I have built my professional life on the English language, as a journalist and a public affairs consultant. Now after half a century it’s time to explore a few different pathways, free of the many burdens of professional life but not undisciplined. The Traveller will embrace my continued interest in the affairs of the day, the use and abuse of the English language and my particular obsessions with trains and train travel, and with the life and works of P.G. Wodehouse. There will be personal bits from time to time but not, I hope, too self-indulgent. We’ll see.

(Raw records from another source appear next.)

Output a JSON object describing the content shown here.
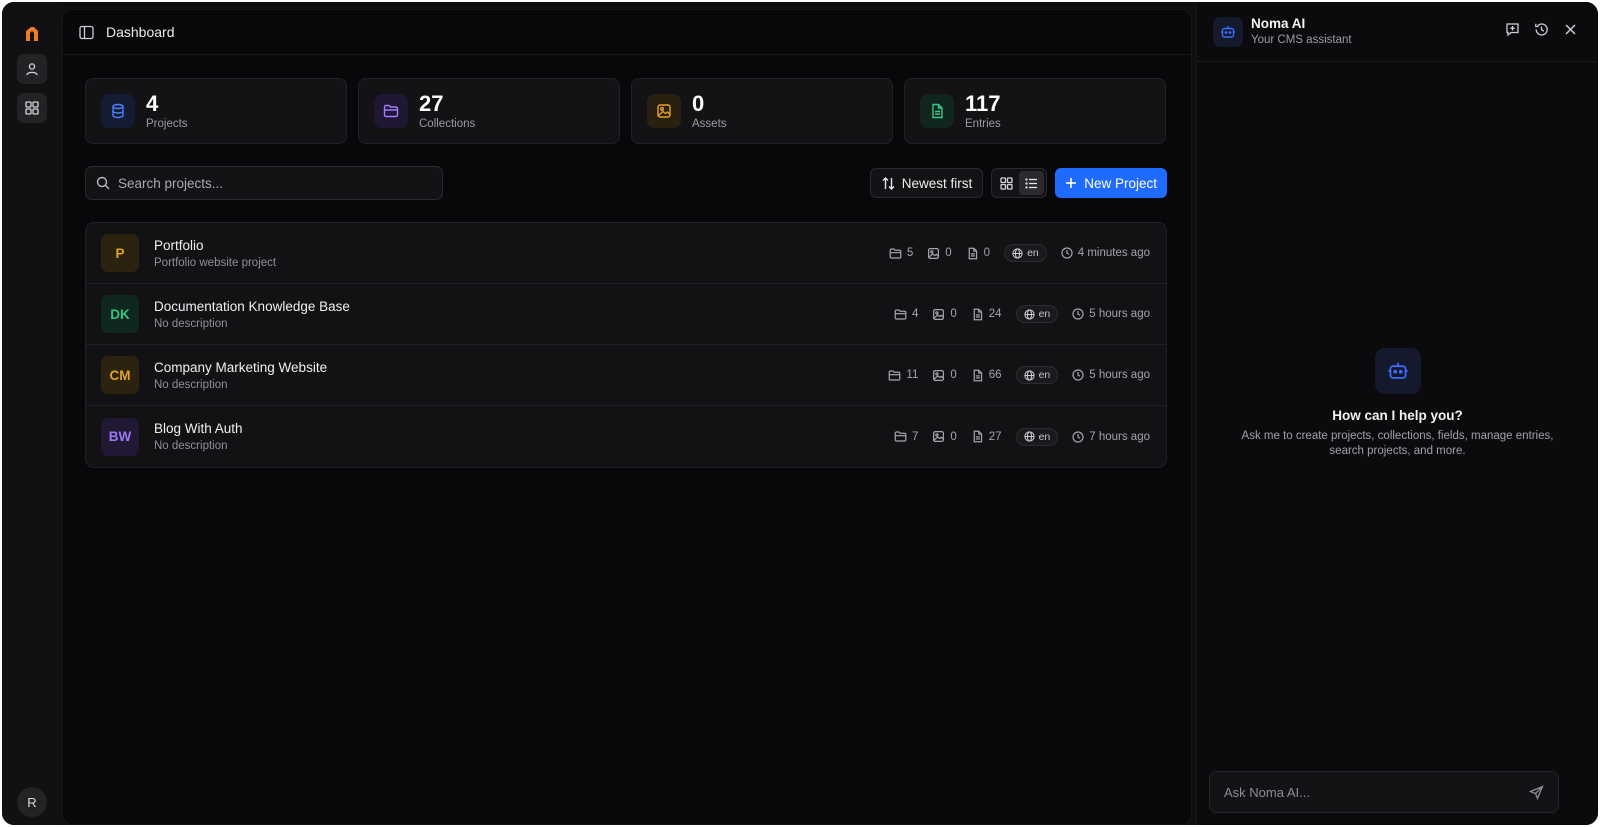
{
  "header": {
    "title": "Dashboard"
  },
  "rail": {
    "avatar_initial": "R"
  },
  "stats": [
    {
      "value": "4",
      "label": "Projects",
      "icon": "database-icon",
      "color": "#4f7dff",
      "bg": "#141c33"
    },
    {
      "value": "27",
      "label": "Collections",
      "icon": "folder-icon",
      "color": "#a57bff",
      "bg": "#1f1631"
    },
    {
      "value": "0",
      "label": "Assets",
      "icon": "image-icon",
      "color": "#e5a325",
      "bg": "#2a200f"
    },
    {
      "value": "117",
      "label": "Entries",
      "icon": "document-icon",
      "color": "#34c98b",
      "bg": "#10261c"
    }
  ],
  "search": {
    "placeholder": "Search projects..."
  },
  "toolbar": {
    "sort_label": "Newest first",
    "new_label": "New Project"
  },
  "projects": [
    {
      "initials": "P",
      "name": "Portfolio",
      "description": "Portfolio website project",
      "collections": "5",
      "assets": "0",
      "entries": "0",
      "lang": "en",
      "time": "4 minutes ago",
      "badge_fg": "#e0a22b",
      "badge_bg": "#2c2210"
    },
    {
      "initials": "DK",
      "name": "Documentation Knowledge Base",
      "description": "No description",
      "collections": "4",
      "assets": "0",
      "entries": "24",
      "lang": "en",
      "time": "5 hours ago",
      "badge_fg": "#33c486",
      "badge_bg": "#10271d"
    },
    {
      "initials": "CM",
      "name": "Company Marketing Website",
      "description": "No description",
      "collections": "11",
      "assets": "0",
      "entries": "66",
      "lang": "en",
      "time": "5 hours ago",
      "badge_fg": "#e0a22b",
      "badge_bg": "#2c2210"
    },
    {
      "initials": "BW",
      "name": "Blog With Auth",
      "description": "No description",
      "collections": "7",
      "assets": "0",
      "entries": "27",
      "lang": "en",
      "time": "7 hours ago",
      "badge_fg": "#9c78f2",
      "badge_bg": "#211834"
    }
  ],
  "ai": {
    "name": "Noma AI",
    "subtitle": "Your CMS assistant",
    "empty_title": "How can I help you?",
    "empty_desc": "Ask me to create projects, collections, fields, manage entries, search projects, and more.",
    "input_placeholder": "Ask Noma AI..."
  }
}
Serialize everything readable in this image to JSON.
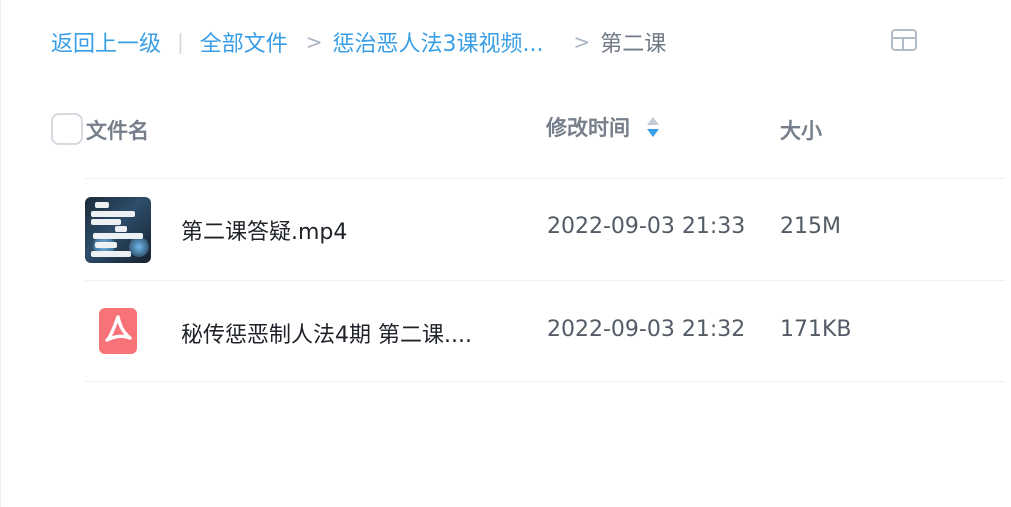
{
  "breadcrumb": {
    "back": "返回上一级",
    "separator": "|",
    "chevron": ">",
    "items": [
      "全部文件",
      "惩治恶人法3课视频...",
      "第二课"
    ]
  },
  "header": {
    "name": "文件名",
    "mtime": "修改时间",
    "size": "大小"
  },
  "files": [
    {
      "name": "第二课答疑.mp4",
      "mtime": "2022-09-03 21:33",
      "size": "215M",
      "type": "video"
    },
    {
      "name": "秘传惩恶制人法4期 第二课....",
      "mtime": "2022-09-03 21:32",
      "size": "171KB",
      "type": "pdf"
    }
  ],
  "colors": {
    "accent": "#3a9ee6",
    "pdf_icon": "#f87378",
    "muted_text": "#767f8b"
  },
  "icons": {
    "view_toggle": "grid-view-icon",
    "sort": "sort-icon",
    "pdf": "pdf-icon"
  }
}
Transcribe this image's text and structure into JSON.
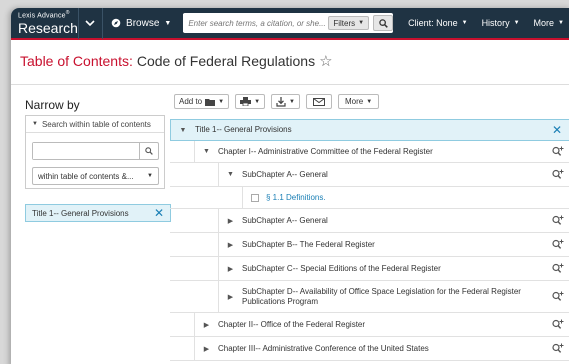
{
  "brand": {
    "top": "Lexis Advance",
    "reg": "®",
    "main": "Research"
  },
  "nav": {
    "browse": "Browse",
    "search_placeholder": "Enter search terms, a citation, or she...",
    "filters": "Filters",
    "client": "Client: None",
    "history": "History",
    "more": "More"
  },
  "page": {
    "title_prefix": "Table of Contents:",
    "title": "Code of Federal Regulations"
  },
  "narrow": {
    "heading": "Narrow by",
    "search_within": "Search within table of contents",
    "select_value": "within table of contents &...",
    "chip": "Title 1-- General Provisions"
  },
  "toolbar": {
    "add_to": "Add to",
    "more": "More"
  },
  "tree": [
    {
      "level": 0,
      "toggle": "down",
      "label": "Title 1-- General Provisions",
      "action": "close"
    },
    {
      "level": 1,
      "toggle": "down",
      "label": "Chapter I-- Administrative Committee of the Federal Register",
      "action": "search"
    },
    {
      "level": 2,
      "toggle": "down",
      "label": "SubChapter A-- General",
      "action": "search"
    },
    {
      "level": 3,
      "toggle": "checkbox",
      "label": "§ 1.1 Definitions.",
      "action": "none"
    },
    {
      "level": 2,
      "toggle": "right",
      "label": "SubChapter A-- General",
      "action": "search"
    },
    {
      "level": 2,
      "toggle": "right",
      "label": "SubChapter B-- The Federal Register",
      "action": "search"
    },
    {
      "level": 2,
      "toggle": "right",
      "label": "SubChapter C-- Special Editions of the Federal Register",
      "action": "search"
    },
    {
      "level": 2,
      "toggle": "right",
      "label": "SubChapter D-- Availability of Office Space Legislation for the Federal Register Publications Program",
      "action": "search"
    },
    {
      "level": 1,
      "toggle": "right",
      "label": "Chapter II-- Office of the Federal Register",
      "action": "search"
    },
    {
      "level": 1,
      "toggle": "right",
      "label": "Chapter III-- Administrative Conference of the United States",
      "action": "search"
    }
  ]
}
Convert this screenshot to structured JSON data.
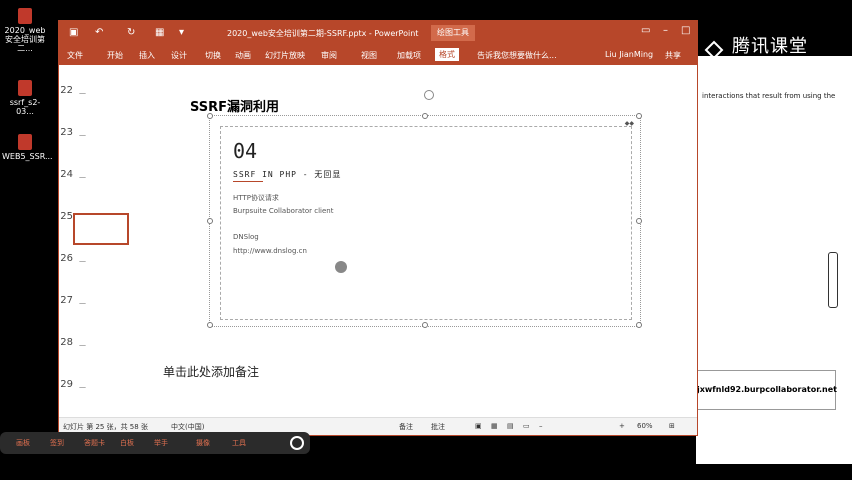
{
  "desktop": {
    "icons": [
      {
        "label": "2020_web安全培训第二...",
        "icon": "pptx-file-icon"
      },
      {
        "label": "ssrf_s2-03...",
        "icon": "pptx-file-icon"
      },
      {
        "label": "WEB5_SSR...",
        "icon": "pptx-file-icon"
      }
    ]
  },
  "background_window": {
    "text_line": "interactions that result from using the",
    "collaborator": "jxwfnld92.burpcollaborator.net"
  },
  "watermark": {
    "text": "腾讯课堂"
  },
  "ppt": {
    "title": "2020_web安全培训第二期-SSRF.pptx - PowerPoint",
    "tools_label": "绘图工具",
    "tabs": [
      "文件",
      "开始",
      "插入",
      "设计",
      "切换",
      "动画",
      "幻灯片放映",
      "审阅",
      "视图",
      "加载项",
      "格式"
    ],
    "active_tab": "格式",
    "tell_me": "告诉我您想要做什么...",
    "user": "Liu JianMing",
    "share": "共享",
    "thumb_numbers": [
      "22",
      "23",
      "24",
      "25",
      "26",
      "27",
      "28",
      "29"
    ],
    "slide": {
      "title": "SSRF漏洞利用",
      "number": "04",
      "subtitle": "SSRF IN PHP - 无回显",
      "line1": "HTTP协议请求",
      "line2": "Burpsuite Collaborator client",
      "line3": "DNSlog",
      "line4": "http://www.dnslog.cn"
    },
    "notes_placeholder": "单击此处添加备注",
    "status": {
      "slide_info": "幻灯片 第 25 张，共 58 张",
      "language": "中文(中国)",
      "notes_btn": "备注",
      "comments_btn": "批注",
      "zoom": "60%"
    }
  },
  "taskbar": {
    "items": [
      "画板",
      "签到",
      "答题卡",
      "白板",
      "举手",
      "摄像",
      "工具"
    ]
  }
}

I have taken the following as my text:
THE ROAD NOT TAKEN
By Robert Frost (1874–1963)
Two roads diverged in a yellow wood,
And sorry I could not travel both
And be one traveller, long I stood
And looked down one as far as I could
To where it bent in the undergrowth;
Then took the other, as just as fair,
And having perhaps the better claim,
Because it was grassy and wanted wear;
Though as for that the passing there
Had worn them really about the same,
And both that morning equally lay
In leaves no step had trodden black.
Oh, I kept the first for another day!
Yet knowing how way leads on to way,
I doubted if I should ever come back.
I shall be telling this with a sigh
Somewhere ages and ages hence:
Two roads diverged in a wood, and I—
I took the one less travelled by,
And that has made all the difference.